Terence Donovan
Back in the Fifties fashion photography was all fixed smiles, twinsets and very middle class. Your fashion photographer wore a velvet jacket, perhaps a cravat and was extremely middle class.
But the mini-skirt, Swinging London and the generation gap were just around the corner. Fashion was moving and it didn’t matter how you spoke as long as you understood what was going on.
A working class accent wasn’t a problem, in fact it was a positive advantage, and three East End lads with cameras arrived to document a decade – and to become even more famous than the models they snapped.
David Bailey, Terence Donovan and Brian Duffy – the Terrible Three as they became known – were a bit of a shock at first.
“Bailey turned up to photograph me and brought the model Jean Shrimpton,” remembers jazz musician George Melly. “I was amazed. In those days photographers were posh or gay or both. Here was this blatantly heterosexual, East End lad all in black, who kept using expressions like ‘Lose that arm, chief!’”
Bailey, the son of a Whitechapel tailor’s cutter, decided early on that he didn’t want to follow his jack-the-lad father. Scraping together the pennies to buy a box Brownie camera he would spend hours on Wanstead Flats photographing birds and flowers. “As you can imagine that didn’t go down too well,” he laughed.
Bailey’s teenage nights were spent listening to jazz bands at Poplar Civic Hall or Stratford Town Hall. After completing his National Service Bailey had only two dreams – to be a jazz musician and to take photos. When one of his officers borrowed his trumpet and lost it he was left with only one choice.
It was the right one. As the Sixties wore on Bailey made his name and fortune taking pictures for Vogue.
And in 1968 his fame was complete. He was offered the lead role of the hip young photographer in Antonioni’s cult movie Blow Up. He stuck to what he knew best and David Hemmings got the role, but Bailey was immortalised as the East End lad made good, fashionable and very rich – and the man who made photography sexy.
At the height of his Sixties fame, Terence Donovan was living in a Mayfair flat, next door to Claridge’s. But he never missed his Sunday trip to visit his Auntie Doll and Uncle Bill in the Mile End Road.
Donovan was a lorry driver’s son and when he left Fairfield Road School in his early teens he took a conventional East End career path, starting work in the photo department of a Fleet Street printers.

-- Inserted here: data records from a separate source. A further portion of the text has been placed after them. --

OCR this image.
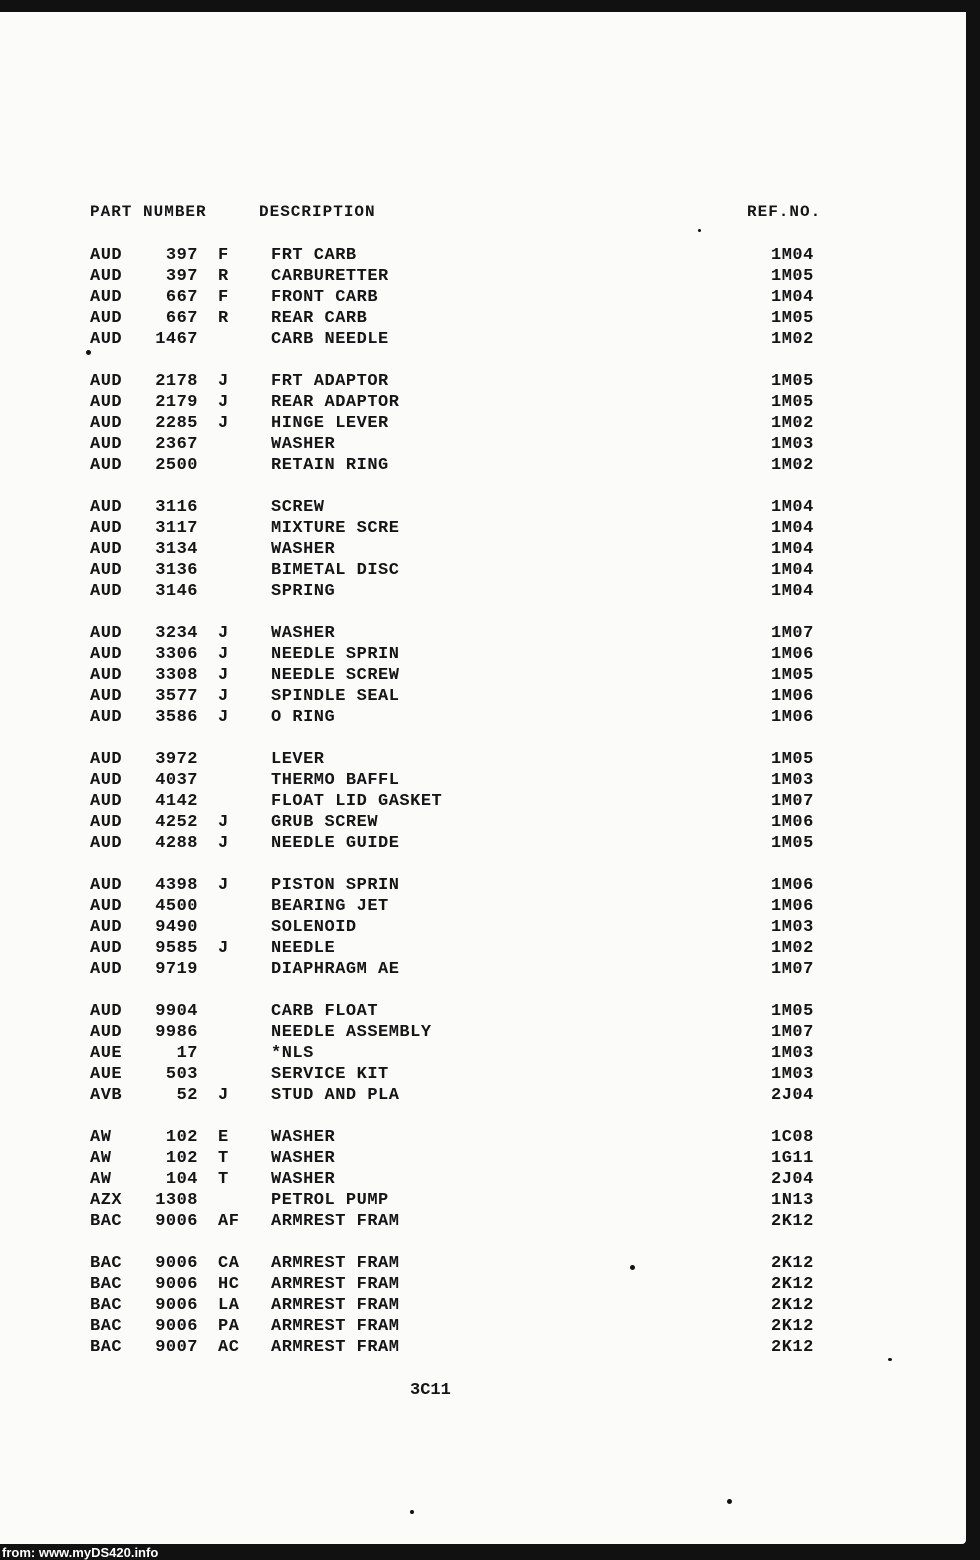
PART NUMBER	DESCRIPTION	REF.NO.
AUD	397 F	FRT CARB	1M04
AUD	397 R	CARBURETTER	1M05
AUD	667 F	FRONT CARB	1M04
AUD	667 R	REAR CARB	1M05
AUD	1467	CARB NEEDLE	1M02
AUD	2178 J	FRT ADAPTOR	1M05
AUD	2179 J	REAR ADAPTOR	1M05
AUD	2285 J	HINGE LEVER	1M02
AUD	2367	WASHER	1M03
AUD	2500	RETAIN RING	1M02
AUD	3116	SCREW	1M04
AUD	3117	MIXTURE SCRE	1M04
AUD	3134	WASHER	1M04
AUD	3136	BIMETAL DISC	1M04
AUD	3146	SPRING	1M04
AUD	3234 J	WASHER	1M07
AUD	3306 J	NEEDLE SPRIN	1M06
AUD	3308 J	NEEDLE SCREW	1M05
AUD	3577 J	SPINDLE SEAL	1M06
AUD	3586 J	O RING	1M06
AUD	3972	LEVER	1M05
AUD	4037	THERMO BAFFL	1M03
AUD	4142	FLOAT LID GASKET	1M07
AUD	4252 J	GRUB SCREW	1M06
AUD	4288 J	NEEDLE GUIDE	1M05
AUD	4398 J	PISTON SPRIN	1M06
AUD	4500	BEARING JET	1M06
AUD	9490	SOLENOID	1M03
AUD	9585 J	NEEDLE	1M02
AUD	9719	DIAPHRAGM AE	1M07
AUD	9904	CARB FLOAT	1M05
AUD	9986	NEEDLE ASSEMBLY	1M07
AUE	17	*NLS	1M03
AUE	503	SERVICE KIT	1M03
AVB	52 J	STUD AND PLA	2J04
AW	102 E	WASHER	1C08
AW	102 T	WASHER	1G11
AW	104 T	WASHER	2J04
AZX	1308	PETROL PUMP	1N13
BAC	9006 AF	ARMREST FRAM	2K12
BAC	9006 CA	ARMREST FRAM	2K12
BAC	9006 HC	ARMREST FRAM	2K12
BAC	9006 LA	ARMREST FRAM	2K12
BAC	9006 PA	ARMREST FRAM	2K12
BAC	9007 AC	ARMREST FRAM	2K12
3C11
from: www.myDS420.info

Like Bailey, he honed his photographic skills during the boring spare hours of National Service and by the time he was 21 was working as assistant to the top fashion photographer John French.
Four years on he had his own studio. Like Bailey, Donovan knew what it was that gave the three East End lads and their Essex mate, Terry O’Neill, an edge over the old guard. “For the first time we did high-fashion shots in a sexy way,” he says.
Donovan, like his pals, was brash and pushy in a way their forebears never were. But he had another theory why they did so well – they had nothing much to lose.
“If you are in combat and you don’t mind defeat, it makes you dangerous,” said Donovan.
“The worse that could happen is we would have had to go back to the East End, where we were happy enough in the first place,” he said.